Coop ran a thumb over his lower lip. “I know. I’ll have to make some calls. The first thing I need to do is find out more about Fitzgerald. What does he do? Where does he go? I’ll want him out of the house so I’ll have time to work.”
Bayliss read from another printout. “He’s a movie freak and investor in a couple of studios. According to his schedule, he’ll be at the Global Showcase International gala tomorrow night.”
Coop took the paper and looked it over, happy but also a little disturbed. “Does the DOPS have this kind of information about everybody?”
Bayliss smiled shyly. “That’s classified, Mr. Cooper,” she said. Then she whispered. “But no. Just the ones with important magical connections.”
Giselle looked at Coop. “Magical connections?”
“That means the library is going to be a pain in the ass,” he said.
“Probably,” said Bayliss.
Coop looked over the layout of Fitzgerald’s estate. “Tomorrow isn’t much time. I need to start making calls.”
Giselle held up her hands. “Don’t say another word. Bayliss and I are innocent bystanders.”
“She’s right,” said Bayliss. “Anything you tell us the Auditors can get at. You shouldn’t say anything else.”
Coop took the pages, folded them, and hid them under his jacket. “Thanks a lot for this. I owe you.”
“No, thank you,” said Bayliss. “It’s fun going over to the dark side a little every now and then. And if you can stick it to the Auditors when you get a chance, that’s all the thanks I need.”
“Don’t worry. I’ll figure out something for them.”
“Okay. Now you need to get out of here,” said Giselle.
“Just one more thing. You said the manuscript was a translation. What’s it called?” said Coop.
Bayliss handed him one more sheet, this one with a photo of a weathered old book. “It’s disguised as a cookbook,” she said.
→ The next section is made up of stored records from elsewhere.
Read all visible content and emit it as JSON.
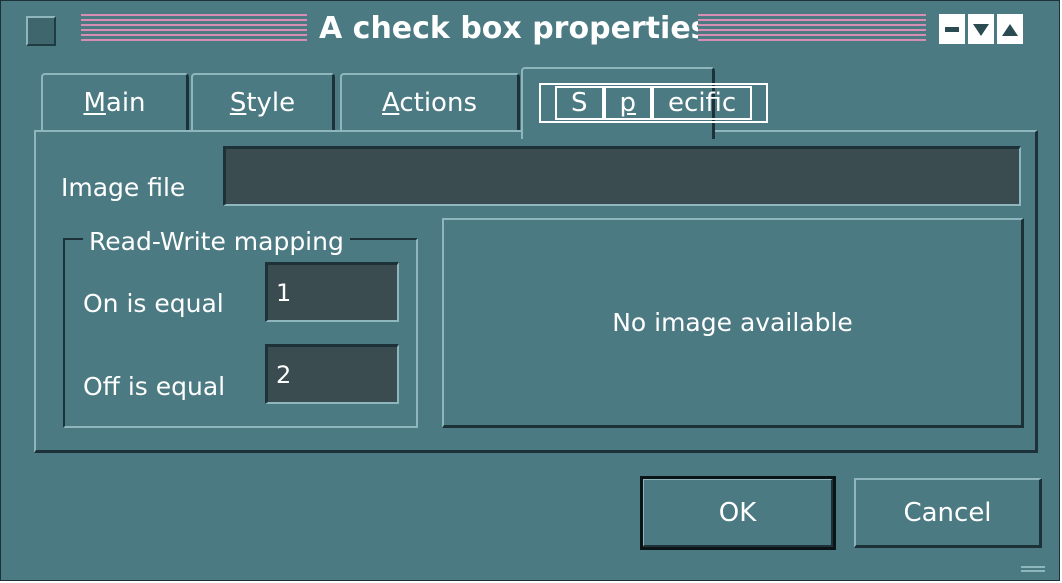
{
  "window": {
    "title": "A check box properties",
    "controls": {
      "system_menu": "system-menu-icon",
      "minimize": "minimize-icon",
      "maximize": "maximize-icon",
      "restore": "restore-icon"
    }
  },
  "tabs": [
    {
      "label": "Main",
      "mnemonic": "M",
      "rest": "ain"
    },
    {
      "label": "Style",
      "mnemonic": "S",
      "rest": "tyle"
    },
    {
      "label": "Actions",
      "mnemonic": "A",
      "rest": "ctions"
    },
    {
      "label": "Specific",
      "mnemonic": "p",
      "pre": "S",
      "rest": "ecific",
      "selected": true
    }
  ],
  "specific": {
    "image_file_label": "Image file",
    "image_file_value": "",
    "mapping_group_title": "Read-Write mapping",
    "on_label": "On is equal",
    "on_value": "1",
    "off_label": "Off is equal",
    "off_value": "2",
    "preview_text": "No image available"
  },
  "buttons": {
    "ok": "OK",
    "cancel": "Cancel"
  },
  "colors": {
    "background": "#4b7a82",
    "field": "#3a4c4f",
    "title_stripes": "#d68fb3",
    "text": "#ffffff"
  }
}
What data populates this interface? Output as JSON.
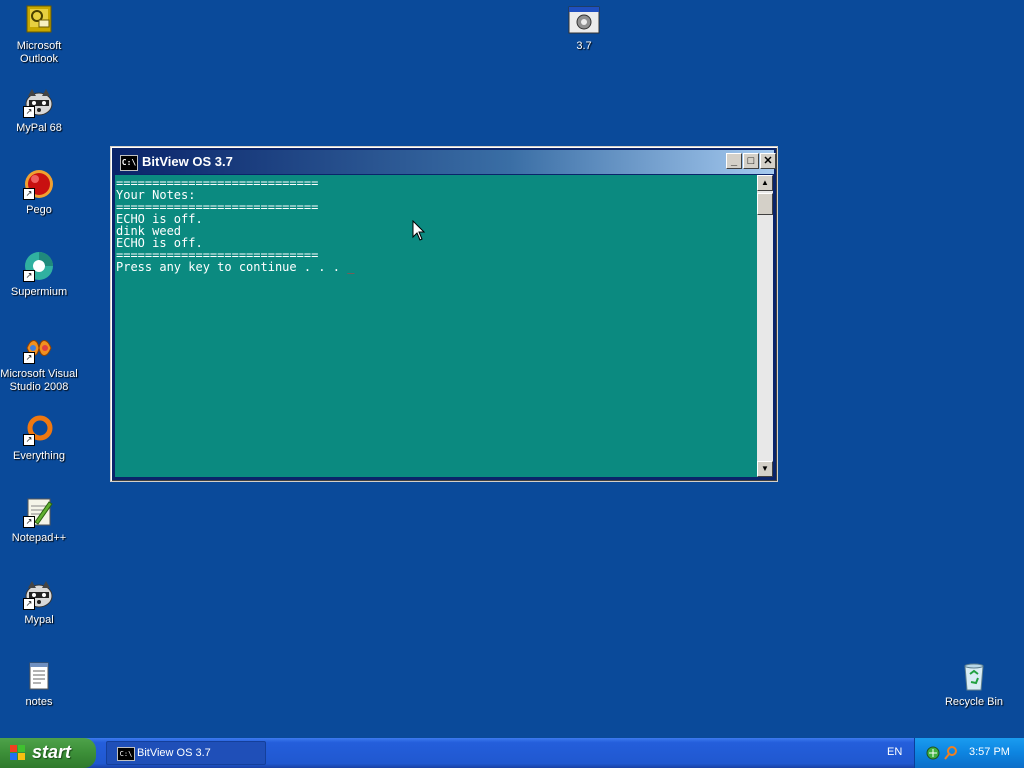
{
  "desktop": {
    "icons": [
      {
        "label": "Microsoft Outlook",
        "icon": "outlook-icon"
      },
      {
        "label": "MyPal 68",
        "icon": "raccoon-icon"
      },
      {
        "label": "Pego",
        "icon": "red-ball-icon"
      },
      {
        "label": "Supermium",
        "icon": "browser-icon"
      },
      {
        "label": "Microsoft Visual Studio 2008",
        "icon": "visual-studio-icon"
      },
      {
        "label": "Everything",
        "icon": "search-ring-icon"
      },
      {
        "label": "Notepad++",
        "icon": "notepadpp-icon"
      },
      {
        "label": "Mypal",
        "icon": "raccoon-icon"
      },
      {
        "label": "notes",
        "icon": "text-file-icon"
      },
      {
        "label": "3.7",
        "icon": "batch-file-icon"
      },
      {
        "label": "Recycle Bin",
        "icon": "recycle-bin-icon"
      }
    ],
    "background_color": "#0a4a9a"
  },
  "window": {
    "title": "BitView OS 3.7",
    "title_icon_text": "C:\\",
    "minimize_label": "_",
    "maximize_label": "□",
    "close_label": "✕",
    "console_lines": [
      "============================",
      "Your Notes:",
      "============================",
      "ECHO is off.",
      "dink weed",
      "ECHO is off.",
      "============================",
      "Press any key to continue . . . "
    ],
    "cursor_glyph": "_",
    "console_bg": "#0b8a80"
  },
  "taskbar": {
    "start_label": "start",
    "task_item_label": "BitView OS 3.7",
    "language": "EN",
    "clock": "3:57 PM"
  }
}
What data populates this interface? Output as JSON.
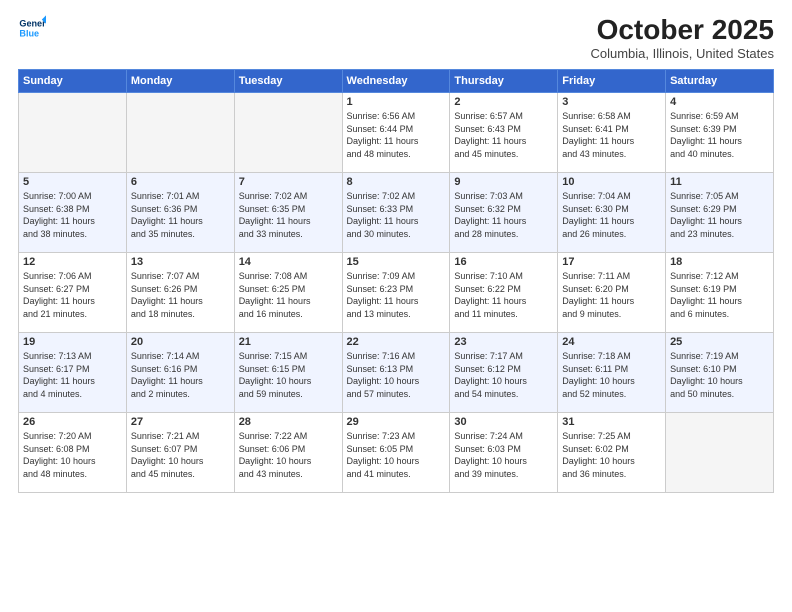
{
  "header": {
    "logo_line1": "General",
    "logo_line2": "Blue",
    "month": "October 2025",
    "location": "Columbia, Illinois, United States"
  },
  "weekdays": [
    "Sunday",
    "Monday",
    "Tuesday",
    "Wednesday",
    "Thursday",
    "Friday",
    "Saturday"
  ],
  "weeks": [
    [
      {
        "day": "",
        "info": ""
      },
      {
        "day": "",
        "info": ""
      },
      {
        "day": "",
        "info": ""
      },
      {
        "day": "1",
        "info": "Sunrise: 6:56 AM\nSunset: 6:44 PM\nDaylight: 11 hours\nand 48 minutes."
      },
      {
        "day": "2",
        "info": "Sunrise: 6:57 AM\nSunset: 6:43 PM\nDaylight: 11 hours\nand 45 minutes."
      },
      {
        "day": "3",
        "info": "Sunrise: 6:58 AM\nSunset: 6:41 PM\nDaylight: 11 hours\nand 43 minutes."
      },
      {
        "day": "4",
        "info": "Sunrise: 6:59 AM\nSunset: 6:39 PM\nDaylight: 11 hours\nand 40 minutes."
      }
    ],
    [
      {
        "day": "5",
        "info": "Sunrise: 7:00 AM\nSunset: 6:38 PM\nDaylight: 11 hours\nand 38 minutes."
      },
      {
        "day": "6",
        "info": "Sunrise: 7:01 AM\nSunset: 6:36 PM\nDaylight: 11 hours\nand 35 minutes."
      },
      {
        "day": "7",
        "info": "Sunrise: 7:02 AM\nSunset: 6:35 PM\nDaylight: 11 hours\nand 33 minutes."
      },
      {
        "day": "8",
        "info": "Sunrise: 7:02 AM\nSunset: 6:33 PM\nDaylight: 11 hours\nand 30 minutes."
      },
      {
        "day": "9",
        "info": "Sunrise: 7:03 AM\nSunset: 6:32 PM\nDaylight: 11 hours\nand 28 minutes."
      },
      {
        "day": "10",
        "info": "Sunrise: 7:04 AM\nSunset: 6:30 PM\nDaylight: 11 hours\nand 26 minutes."
      },
      {
        "day": "11",
        "info": "Sunrise: 7:05 AM\nSunset: 6:29 PM\nDaylight: 11 hours\nand 23 minutes."
      }
    ],
    [
      {
        "day": "12",
        "info": "Sunrise: 7:06 AM\nSunset: 6:27 PM\nDaylight: 11 hours\nand 21 minutes."
      },
      {
        "day": "13",
        "info": "Sunrise: 7:07 AM\nSunset: 6:26 PM\nDaylight: 11 hours\nand 18 minutes."
      },
      {
        "day": "14",
        "info": "Sunrise: 7:08 AM\nSunset: 6:25 PM\nDaylight: 11 hours\nand 16 minutes."
      },
      {
        "day": "15",
        "info": "Sunrise: 7:09 AM\nSunset: 6:23 PM\nDaylight: 11 hours\nand 13 minutes."
      },
      {
        "day": "16",
        "info": "Sunrise: 7:10 AM\nSunset: 6:22 PM\nDaylight: 11 hours\nand 11 minutes."
      },
      {
        "day": "17",
        "info": "Sunrise: 7:11 AM\nSunset: 6:20 PM\nDaylight: 11 hours\nand 9 minutes."
      },
      {
        "day": "18",
        "info": "Sunrise: 7:12 AM\nSunset: 6:19 PM\nDaylight: 11 hours\nand 6 minutes."
      }
    ],
    [
      {
        "day": "19",
        "info": "Sunrise: 7:13 AM\nSunset: 6:17 PM\nDaylight: 11 hours\nand 4 minutes."
      },
      {
        "day": "20",
        "info": "Sunrise: 7:14 AM\nSunset: 6:16 PM\nDaylight: 11 hours\nand 2 minutes."
      },
      {
        "day": "21",
        "info": "Sunrise: 7:15 AM\nSunset: 6:15 PM\nDaylight: 10 hours\nand 59 minutes."
      },
      {
        "day": "22",
        "info": "Sunrise: 7:16 AM\nSunset: 6:13 PM\nDaylight: 10 hours\nand 57 minutes."
      },
      {
        "day": "23",
        "info": "Sunrise: 7:17 AM\nSunset: 6:12 PM\nDaylight: 10 hours\nand 54 minutes."
      },
      {
        "day": "24",
        "info": "Sunrise: 7:18 AM\nSunset: 6:11 PM\nDaylight: 10 hours\nand 52 minutes."
      },
      {
        "day": "25",
        "info": "Sunrise: 7:19 AM\nSunset: 6:10 PM\nDaylight: 10 hours\nand 50 minutes."
      }
    ],
    [
      {
        "day": "26",
        "info": "Sunrise: 7:20 AM\nSunset: 6:08 PM\nDaylight: 10 hours\nand 48 minutes."
      },
      {
        "day": "27",
        "info": "Sunrise: 7:21 AM\nSunset: 6:07 PM\nDaylight: 10 hours\nand 45 minutes."
      },
      {
        "day": "28",
        "info": "Sunrise: 7:22 AM\nSunset: 6:06 PM\nDaylight: 10 hours\nand 43 minutes."
      },
      {
        "day": "29",
        "info": "Sunrise: 7:23 AM\nSunset: 6:05 PM\nDaylight: 10 hours\nand 41 minutes."
      },
      {
        "day": "30",
        "info": "Sunrise: 7:24 AM\nSunset: 6:03 PM\nDaylight: 10 hours\nand 39 minutes."
      },
      {
        "day": "31",
        "info": "Sunrise: 7:25 AM\nSunset: 6:02 PM\nDaylight: 10 hours\nand 36 minutes."
      },
      {
        "day": "",
        "info": ""
      }
    ]
  ]
}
In flaking gilt on the spine the book said, Enigmatic Confections: An Entirely Unsinister Guide to Puddings, Cookies, Cakes, and Not-at-All the Dark Arts.
“Forsythia didn’t have much of a poker face, did she?” said Coop.
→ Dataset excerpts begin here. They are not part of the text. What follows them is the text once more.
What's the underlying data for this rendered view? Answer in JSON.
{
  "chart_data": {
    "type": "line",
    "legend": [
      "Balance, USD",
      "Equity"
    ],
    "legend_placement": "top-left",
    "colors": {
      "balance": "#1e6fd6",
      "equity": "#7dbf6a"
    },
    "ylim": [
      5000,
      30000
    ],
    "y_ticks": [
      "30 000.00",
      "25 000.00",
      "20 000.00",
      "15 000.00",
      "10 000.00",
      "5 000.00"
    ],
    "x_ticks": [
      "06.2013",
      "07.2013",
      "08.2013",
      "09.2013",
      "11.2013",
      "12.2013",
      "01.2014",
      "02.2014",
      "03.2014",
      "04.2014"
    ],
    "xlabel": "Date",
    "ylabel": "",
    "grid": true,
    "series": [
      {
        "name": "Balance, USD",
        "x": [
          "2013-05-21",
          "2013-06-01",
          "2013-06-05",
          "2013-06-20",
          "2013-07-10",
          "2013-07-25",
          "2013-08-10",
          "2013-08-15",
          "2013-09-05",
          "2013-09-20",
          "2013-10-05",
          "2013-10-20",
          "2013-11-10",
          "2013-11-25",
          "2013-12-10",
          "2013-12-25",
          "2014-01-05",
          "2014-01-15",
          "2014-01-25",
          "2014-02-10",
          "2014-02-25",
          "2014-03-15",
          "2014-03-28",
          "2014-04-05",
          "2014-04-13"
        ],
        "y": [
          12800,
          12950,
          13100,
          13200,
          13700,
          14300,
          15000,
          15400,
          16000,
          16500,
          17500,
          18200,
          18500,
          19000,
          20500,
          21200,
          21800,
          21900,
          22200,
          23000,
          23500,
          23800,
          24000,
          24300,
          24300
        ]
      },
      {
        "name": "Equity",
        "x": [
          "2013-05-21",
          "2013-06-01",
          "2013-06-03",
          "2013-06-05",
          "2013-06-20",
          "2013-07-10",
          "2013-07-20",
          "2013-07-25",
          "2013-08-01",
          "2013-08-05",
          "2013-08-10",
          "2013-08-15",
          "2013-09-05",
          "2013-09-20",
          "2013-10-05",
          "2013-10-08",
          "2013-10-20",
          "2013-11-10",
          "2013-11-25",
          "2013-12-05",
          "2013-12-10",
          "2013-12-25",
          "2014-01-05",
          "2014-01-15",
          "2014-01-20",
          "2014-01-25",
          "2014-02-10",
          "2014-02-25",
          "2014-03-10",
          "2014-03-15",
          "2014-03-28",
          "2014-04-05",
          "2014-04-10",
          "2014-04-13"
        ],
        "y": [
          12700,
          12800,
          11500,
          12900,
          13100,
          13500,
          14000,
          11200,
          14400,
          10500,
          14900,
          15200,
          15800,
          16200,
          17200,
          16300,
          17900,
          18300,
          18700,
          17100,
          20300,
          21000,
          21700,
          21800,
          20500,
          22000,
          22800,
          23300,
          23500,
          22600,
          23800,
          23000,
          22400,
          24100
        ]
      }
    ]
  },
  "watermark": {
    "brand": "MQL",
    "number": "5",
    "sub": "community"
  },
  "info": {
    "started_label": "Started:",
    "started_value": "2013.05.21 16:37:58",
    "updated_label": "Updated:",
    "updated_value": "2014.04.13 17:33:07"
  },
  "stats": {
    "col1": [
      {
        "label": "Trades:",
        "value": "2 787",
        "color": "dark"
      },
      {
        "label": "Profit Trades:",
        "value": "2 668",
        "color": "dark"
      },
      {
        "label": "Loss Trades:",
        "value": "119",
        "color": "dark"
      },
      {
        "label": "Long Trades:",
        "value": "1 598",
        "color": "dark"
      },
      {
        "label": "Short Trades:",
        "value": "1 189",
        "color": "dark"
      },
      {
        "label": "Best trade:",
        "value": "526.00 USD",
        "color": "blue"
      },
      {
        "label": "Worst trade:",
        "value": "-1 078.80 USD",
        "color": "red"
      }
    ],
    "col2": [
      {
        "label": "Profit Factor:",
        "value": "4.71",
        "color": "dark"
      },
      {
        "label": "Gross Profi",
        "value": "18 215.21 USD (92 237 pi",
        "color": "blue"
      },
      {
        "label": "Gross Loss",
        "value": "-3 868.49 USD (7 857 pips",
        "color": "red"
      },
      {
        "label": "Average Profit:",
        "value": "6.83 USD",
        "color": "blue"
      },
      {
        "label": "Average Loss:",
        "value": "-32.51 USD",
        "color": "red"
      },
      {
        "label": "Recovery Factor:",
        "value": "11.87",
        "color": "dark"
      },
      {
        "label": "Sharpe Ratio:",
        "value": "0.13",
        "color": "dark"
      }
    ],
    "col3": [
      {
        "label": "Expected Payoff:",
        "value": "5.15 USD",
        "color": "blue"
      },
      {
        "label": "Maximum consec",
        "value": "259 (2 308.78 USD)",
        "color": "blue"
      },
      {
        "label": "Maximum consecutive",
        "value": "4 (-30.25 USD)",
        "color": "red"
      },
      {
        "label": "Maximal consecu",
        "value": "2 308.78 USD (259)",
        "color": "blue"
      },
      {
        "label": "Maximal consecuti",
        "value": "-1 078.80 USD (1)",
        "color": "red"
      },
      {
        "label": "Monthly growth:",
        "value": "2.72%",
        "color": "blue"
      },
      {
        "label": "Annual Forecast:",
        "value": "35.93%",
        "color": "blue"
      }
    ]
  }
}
Bayliss shook her head. “They say she lost a fortune playing Twinkle Bat.”
“What’s that?”
“Everyone sits in a circle and tries not to think of a purple bat.”
“I already lost,” said Giselle.
Bayliss said, “Me, too.”
“Not me,” said Coop.
“Liar,” said Giselle.
“Prove it.”
“I guess you win. Okay, hit the bricks.”
“Good luck,” said Bayliss.
“Thanks,” said Coop. Then to Giselle he added, “And the other thing you’re thinking? No, I don’t want to get a cat.”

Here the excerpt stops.